Whittemore v. Watts
This text of 10 Rob. 39 (Whittemore v. Watts) is published on Counsel Stack Legal Research, covering Supreme Court of Louisiana primary law. Counsel Stack provides free access to over 12 million legal documents including statutes, case law, regulations, and constitutions.
Opinion
The plaintiff sued out an injunction against the sheriff, to stay proceedings under a writ of fieri facias against [40]*40the property of her husband. The suing creditors intervened, and moved to dissolve the injunction for want of equity on the face of the proceedings. Their motion was sustained, the injunction was dissolved, and the plaintiff and her surety condemned to pay one per cent damages on the judgment, amounting to about $ 19,000, and $ 100 special damages. No interest-was allowed, and the judge gives as his reason for refusing it, that the judgment already bears interest at ten per cent.
Both parties appear to acquiesce in the judgment so far as if pronounces the dissolution of the injunction ; but the creditors have appealed and complained, that interest ought to have been allowed them, as well as damages, under the acts of 1831 and 1833.

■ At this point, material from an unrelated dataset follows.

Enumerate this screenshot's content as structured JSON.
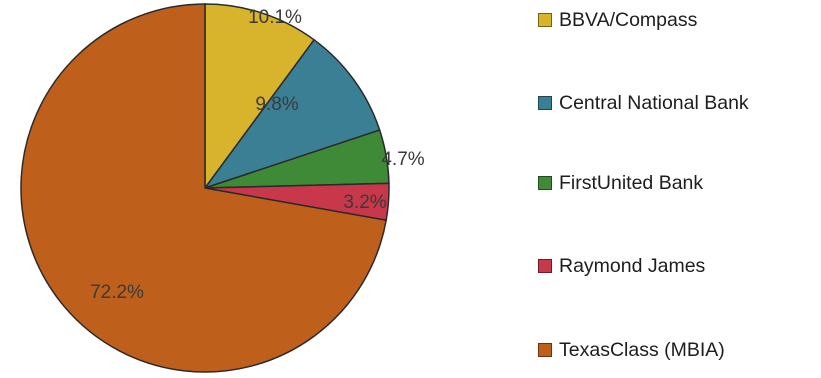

The judgment is in harmony with the view we took of these statutes in reference to interest, in the case of Dabbs v. Hemken, 3 Rob., 123. The principle applies with greater force when the party enjoining is not the debtor himself. The injunction having been dissolved on motion, without any enquiry into the merits, we cannot enquire into any consequential damages re-suiting from the proceedings of the plaintiff herself, as a creditor of her husband, pending the injunction, as complained of by the appellants.